Step 1. Launch the Stack - Real-Time Analytics with Spark Streaming

Step 1. Launch the Stack

The automated AWS CloudFormation templates deploy Real-Time Analytics with Spark Streaming on the AWS Cloud using either your own Spark Streaming application or the AWS-provided demo application.

Note

You are responsible for the cost of the AWS services used while running this solution. See the Cost section for more details. For full details, see the pricing webpage for each AWS service you will be using in this solution.

  1. Log in to the AWS Management Console and click the button below to launch the solution or demo application AWS CloudFormation template.

    
                            Real-Time Analytics demo launch button
                        
                            Real-Time Analytics launch button

    You can also download the template as a starting point for your own implementation.

  2. The template is launched in the US East (N. Virginia) Region by default. To launch the Real-Time Analytics solution in a different AWS Region, use the region selector in the console navigation bar.

    Note

    This solution uses AWS Lambda, which is currently available in specific AWS Regions only. Therefore, you must launch this solution in a region where Lambda is available. For the most current AWS Lambda availability by region, see the AWS service offerings by region.

  3. On the Select Template page, verify that you selected the correct template and choose Next.

  4. On the Specify Details page, assign a name to your Real-Time Analytics solution stack.

  5. Under Parameters, review the parameters for the template, and modify them as necessary. This solution uses the following default values.

    Parameter Default Description
    Key Name <Requires input> Public and private key pair, which allows you to connect securely to the bastion host. When you created an AWS account, this is the key pair you created in your preferred AWS Region.
    Remote Access CIDR <Requires input> The IP address range that can be used to SSH to the bastion host
    Availability Zones <Requires input> The list of Availability Zones to use for the Amazon VPC subnets
    Number of AZs 2 The number of Availability Zones to use in your VPC
    Note

    This number must match the number of selections you chose for the Availability Zone parameter.

    VPC CIDR 10.0.0.0/16 The VPC CIDR block
    Private Subnet 1A CIDR 10.0.0.0/19 The CIDR block for the private subnet located in AZ1
    Private Subnet 2A CIDR 10.0.32.0/19 The CIDR block for the private subnet located in AZ2
    Public Subnet 1 CIDR 10.0.128.0/20 The CIDR block for the public DMZ subnet located in AZ1
    Public Subnet 2 CIDR 10.0.144.0/20 The CIDR block for the public DMZ subnet located in AZ2
    Kinesis Stream default-data-stream The name of the source Amazon Kinesis stream the template will create
    Shard count 2 The number of shards for your Amazon Kinesis stream
    Master r5.xlarge The EMR master node Amazon EC2 instance type
    Core r5.xlarge The EMR core node Amazon EC2 instance type
    Artifact Bucket <Requires input> The Amazon S3 bucket where your application artifacts are stored. For example, s3://{bucket_location}
    Submit Mode AppJar The processing engine of the Spark Streaming application. Choose the appropriate processing engine (Zeppelin for JSON templates; AppJar for JAR files).
    Note

    This parameter will be set to DemoApp if you are using the demo template.

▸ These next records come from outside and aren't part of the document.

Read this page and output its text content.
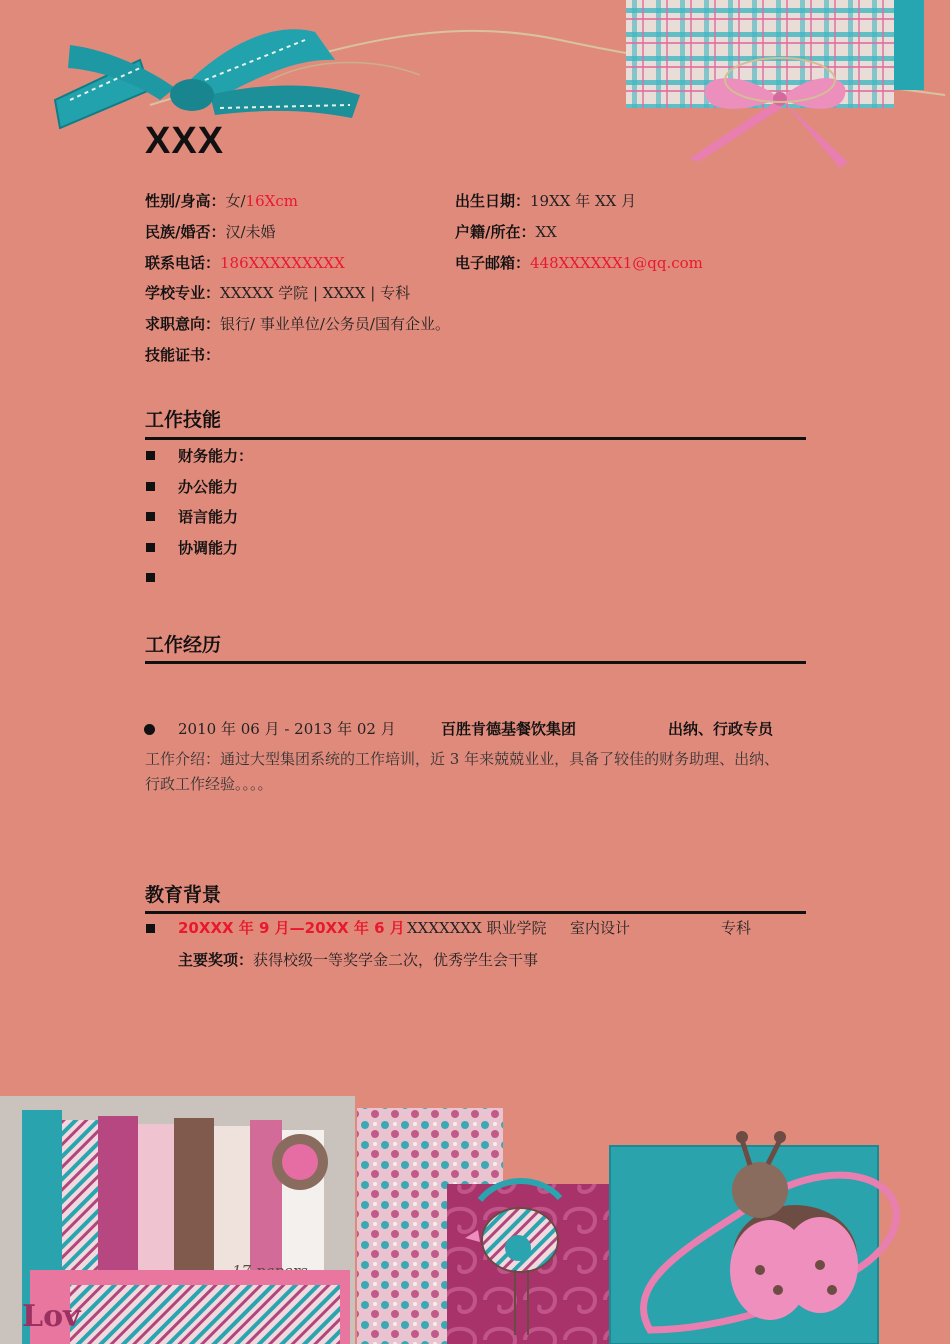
XXX
性别/身高：女/16Xcm	出生日期：19XX 年 XX 月
民族/婚否：汉/未婚	户籍/所在：XX
联系电话：186XXXXXXXXX	电子邮箱：448XXXXXX1@qq.com
学校专业：XXXXX 学院 | XXXX | 专科
求职意向：银行/ 事业单位/公务员/国有企业。
技能证书：
工作技能
财务能力：
办公能力
语言能力
协调能力
工作经历
2010 年 06 月 - 2013 年 02 月	百胜肯德基餐饮集团	出纳、行政专员
工作介绍：通过大型集团系统的工作培训，近 3 年来兢兢业业，具备了较佳的财务助理、出纳、
行政工作经验。。。。
教育背景
20XXX 年 9 月—20XX 年 6 月 XXXXXXX 职业学院 室内设计	专科
主要奖项：获得校级一等奖学金二次，优秀学生会干事
Lov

    Type None The submit type of the Spark Streaming application. You can specify a submit script or a submit command.
    Note

    Use this parameter only if you choose AppJar as your Submit Mode. This parameter will not show if you are using the demo template.

    Script <Optional input> The Amazon S3 bucket where your script with the Spark submit command is stored. For example, s3://{bucket_location/spark_submit.sh}
    Note

    Use this parameter only if you choose AppJar as your Submit Mode. If you choose Command as your Submit Type, leave this parameter blank. This parameter will not show if you are using the demo template.

    Command <Optional input> A comma-delimited Spark submit command. For example, --deploy-mode,{cluster/client},--class {className}, --master,{yarn/local[?]},{s3://AppLocation/AppJar}, {Appname},{StreamName},{OutputLoc}
    Note

    Use this parameter only if you choose AppJar as your Submit Mode. If you choose Script as your Submit Type, leave this parameter blank. This parameter will not show if you are using the demo template.

  6. Select Next.

  7. On the Options page, choose Next.

  8. On the Review page, review and confirm the settings. Check the box acknowledging that the template will create AWS Identity and Access Management (IAM) resources and might require the CAPABILITY_AUTO_EXPAND capability.

  9. Choose Create to deploy the stack.

    You can view the status of the stack in the AWS CloudFormation console in the Status column. You should see a status of CREATE_COMPLETE in roughly 15-20 minutes.

    Note

    This solution includes two AWS Lambda functions that run only during initial configuration or when resources are updated or deleted.

    When running this solution, you will see both Lambda functions in the AWS Lambda console. Do not delete the functions as they are necessary to manage associated resources.